In recent years, the purpose of the cell phone has shifted from a verbal communication tool to a multimedia tool, often adopting the name “mobile device” rather than being called a phone at all. We now use our cell phones more for surfing the web, checking email, snapping photos, and updating our social media status than actually placing calls.
“Rapidly expanding software titles, better screen resolution, and constantly improved interface make cell phones easier to navigate, and more fun to use. Add to that an expanding capacity that can hold as much memory as a computer would just a few years ago, and you can see why it’s an exploding market,” Grullon says.
The cell phones of today are also replacing our other gadgets, such as cameras and video cameras. When cameras were first introduced on phones, the images were low quality and the feature was considered to just be an extra.
“Now, we're seeing a very fast shift to where consumers don't even bother carrying their point-and-shoot cameras anymore, and just use their cell phones,” says Jamie Lendino, a tech journalist and senior mobile analyst for PCMag.com.
Modern day smartphones — the Apple iPhone in particular — changed everything that consumers expect from their phones. The app market has transformed the phone into a virtual toolbox with a solution for almost every need.
It’s not just the technology of the cell phone that has changed over time, the physical design has also gone through a rollercoaster of changes.

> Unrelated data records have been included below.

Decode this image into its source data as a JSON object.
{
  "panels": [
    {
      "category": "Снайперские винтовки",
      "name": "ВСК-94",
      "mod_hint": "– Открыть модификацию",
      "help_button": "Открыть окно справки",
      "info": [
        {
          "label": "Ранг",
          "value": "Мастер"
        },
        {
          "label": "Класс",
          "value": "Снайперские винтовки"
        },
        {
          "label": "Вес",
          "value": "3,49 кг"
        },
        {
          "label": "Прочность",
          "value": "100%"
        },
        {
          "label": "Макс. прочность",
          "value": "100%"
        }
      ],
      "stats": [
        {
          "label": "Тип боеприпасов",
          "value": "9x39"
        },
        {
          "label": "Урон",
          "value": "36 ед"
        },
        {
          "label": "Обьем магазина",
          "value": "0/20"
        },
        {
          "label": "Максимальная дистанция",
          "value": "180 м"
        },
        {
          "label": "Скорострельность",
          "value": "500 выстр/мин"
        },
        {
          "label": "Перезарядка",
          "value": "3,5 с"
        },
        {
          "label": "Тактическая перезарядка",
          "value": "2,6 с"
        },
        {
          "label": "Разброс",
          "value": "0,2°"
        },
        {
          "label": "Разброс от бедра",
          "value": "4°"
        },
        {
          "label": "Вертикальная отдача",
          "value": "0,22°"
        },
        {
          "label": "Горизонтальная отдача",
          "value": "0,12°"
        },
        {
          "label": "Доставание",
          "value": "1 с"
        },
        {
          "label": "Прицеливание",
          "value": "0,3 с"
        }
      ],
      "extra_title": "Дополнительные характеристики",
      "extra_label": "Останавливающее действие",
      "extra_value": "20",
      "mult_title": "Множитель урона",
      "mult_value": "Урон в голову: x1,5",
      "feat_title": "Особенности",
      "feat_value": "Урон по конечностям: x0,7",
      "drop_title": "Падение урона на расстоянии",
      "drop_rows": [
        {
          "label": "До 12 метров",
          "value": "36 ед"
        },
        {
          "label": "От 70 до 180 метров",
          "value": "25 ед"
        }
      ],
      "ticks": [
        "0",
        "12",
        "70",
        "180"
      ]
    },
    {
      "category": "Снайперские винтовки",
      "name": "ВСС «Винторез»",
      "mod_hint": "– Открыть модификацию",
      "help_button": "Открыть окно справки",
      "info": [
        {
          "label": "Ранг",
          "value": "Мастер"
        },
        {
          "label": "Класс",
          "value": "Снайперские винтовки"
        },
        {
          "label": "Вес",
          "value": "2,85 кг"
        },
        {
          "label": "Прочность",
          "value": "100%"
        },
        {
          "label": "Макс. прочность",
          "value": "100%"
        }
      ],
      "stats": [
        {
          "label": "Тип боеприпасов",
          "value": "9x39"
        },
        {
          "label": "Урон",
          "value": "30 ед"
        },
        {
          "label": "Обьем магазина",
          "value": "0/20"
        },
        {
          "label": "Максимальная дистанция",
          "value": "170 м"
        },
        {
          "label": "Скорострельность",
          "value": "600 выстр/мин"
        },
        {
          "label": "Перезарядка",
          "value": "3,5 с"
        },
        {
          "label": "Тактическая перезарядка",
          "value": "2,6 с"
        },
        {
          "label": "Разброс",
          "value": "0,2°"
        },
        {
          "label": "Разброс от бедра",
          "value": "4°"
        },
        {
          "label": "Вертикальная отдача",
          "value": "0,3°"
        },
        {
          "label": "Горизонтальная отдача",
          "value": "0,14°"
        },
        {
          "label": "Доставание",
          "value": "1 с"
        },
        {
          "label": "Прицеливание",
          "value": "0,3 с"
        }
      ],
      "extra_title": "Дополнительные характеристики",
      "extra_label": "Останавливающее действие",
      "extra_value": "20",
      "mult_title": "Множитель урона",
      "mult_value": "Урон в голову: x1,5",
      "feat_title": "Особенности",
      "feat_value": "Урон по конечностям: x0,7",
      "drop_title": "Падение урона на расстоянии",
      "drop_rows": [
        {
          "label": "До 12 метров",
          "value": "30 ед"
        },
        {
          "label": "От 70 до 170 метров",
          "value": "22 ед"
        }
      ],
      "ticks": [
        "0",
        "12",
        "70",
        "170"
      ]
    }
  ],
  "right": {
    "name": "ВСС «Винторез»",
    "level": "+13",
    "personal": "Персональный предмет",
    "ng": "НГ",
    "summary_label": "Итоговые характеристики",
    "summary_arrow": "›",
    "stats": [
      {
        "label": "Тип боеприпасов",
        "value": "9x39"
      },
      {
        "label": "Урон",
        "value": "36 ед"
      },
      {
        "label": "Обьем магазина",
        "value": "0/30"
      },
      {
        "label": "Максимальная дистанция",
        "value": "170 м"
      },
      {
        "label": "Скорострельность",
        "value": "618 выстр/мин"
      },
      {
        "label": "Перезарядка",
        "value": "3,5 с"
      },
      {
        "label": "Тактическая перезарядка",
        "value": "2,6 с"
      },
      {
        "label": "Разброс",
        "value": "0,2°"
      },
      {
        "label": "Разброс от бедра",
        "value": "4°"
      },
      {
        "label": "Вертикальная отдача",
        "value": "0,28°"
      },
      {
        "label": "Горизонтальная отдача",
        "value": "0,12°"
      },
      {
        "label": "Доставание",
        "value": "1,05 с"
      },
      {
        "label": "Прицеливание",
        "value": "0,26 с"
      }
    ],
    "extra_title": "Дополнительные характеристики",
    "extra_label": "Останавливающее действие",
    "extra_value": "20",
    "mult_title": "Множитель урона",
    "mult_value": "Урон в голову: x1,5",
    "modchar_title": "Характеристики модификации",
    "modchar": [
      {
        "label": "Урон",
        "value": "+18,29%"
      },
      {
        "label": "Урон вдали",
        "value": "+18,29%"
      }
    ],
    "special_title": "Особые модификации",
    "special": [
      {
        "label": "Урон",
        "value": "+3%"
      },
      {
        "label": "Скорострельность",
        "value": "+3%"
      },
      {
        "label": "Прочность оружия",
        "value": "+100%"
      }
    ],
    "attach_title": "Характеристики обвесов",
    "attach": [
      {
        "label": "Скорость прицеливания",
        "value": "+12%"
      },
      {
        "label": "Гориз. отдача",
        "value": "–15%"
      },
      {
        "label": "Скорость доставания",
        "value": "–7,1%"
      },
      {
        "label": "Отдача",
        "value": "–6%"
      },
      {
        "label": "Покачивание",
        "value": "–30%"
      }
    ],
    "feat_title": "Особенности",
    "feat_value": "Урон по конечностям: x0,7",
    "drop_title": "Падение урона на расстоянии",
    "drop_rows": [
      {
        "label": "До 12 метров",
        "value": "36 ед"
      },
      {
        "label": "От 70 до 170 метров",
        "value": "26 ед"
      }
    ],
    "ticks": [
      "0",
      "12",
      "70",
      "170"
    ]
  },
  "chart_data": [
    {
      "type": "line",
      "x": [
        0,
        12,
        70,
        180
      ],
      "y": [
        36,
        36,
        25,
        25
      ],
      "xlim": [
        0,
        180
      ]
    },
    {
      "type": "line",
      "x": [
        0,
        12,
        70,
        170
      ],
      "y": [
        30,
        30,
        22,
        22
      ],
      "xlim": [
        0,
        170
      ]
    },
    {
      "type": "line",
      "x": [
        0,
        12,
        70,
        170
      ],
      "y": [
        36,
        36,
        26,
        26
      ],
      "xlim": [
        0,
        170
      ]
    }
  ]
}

Original car phones and bag phones were as large as modern day computers and just as heavy.
“Like computers, the cell phone over time has become drastically smaller,” Jones says. He recalls reviewing focus group results while working with Ericsson GE Mobile in the mid-90s. “Customer research showed that the phone was so small that the user interface was unacceptable. Though the phone may have functioned perfectly well, their opinion was partially driven by the perception that the phone was simply too small.”
Eventually, customers’ perceptions shifted and they demanded a smaller, sleeker cell phone.
Just in recent years, cell phone designs have actually started to become larger and simpler, making room for a larger screen and less buttons. Because phones have become mobile media devices, the most desirable aspect is a large, clear, high-definition screen for optimal web viewing. Even the keyboard is being taken away, replaced by a touch screen keyboard that only comes out when you need it. The most obvious example of this is the Apple iPhone and subsequent competitors like the Droid models.
Future of the Cell Phone
The cell phone has changed and developed so rapidly in the past decade that it seems as though almost anything you can imagine is possible for the future. According to Jones, the convergence of all our tech gadgets into one mobile device will continue to advance. He anticipates that “the majority of the hardware and the software can be moved to ‘the cloud’ and the product will mainly be comprised of the input and the display.”
Lendino expects that the smartphone will eventually completely take over the market.
“Within a few more years, I expect regular cell phones to disappear entirely. We may not even call smartphones ‘smart’ anymore and just drop the term altogether, the way we stopped saying ‘color TV’ and ‘hi-fi stereo’,” he says.
Grullon believes that cell phones of the future will be adapted to appeal more to our emotional senses.
“I believe in the future, cell phones will become even more naturally in sync with our biological reflexes and processes such as eye movement, thought processes, kinesthetic, cultural preferences,” she says.
It’s not just about how we will change cell phone, Grullon says.
“The question is, how will the cell phone change us?”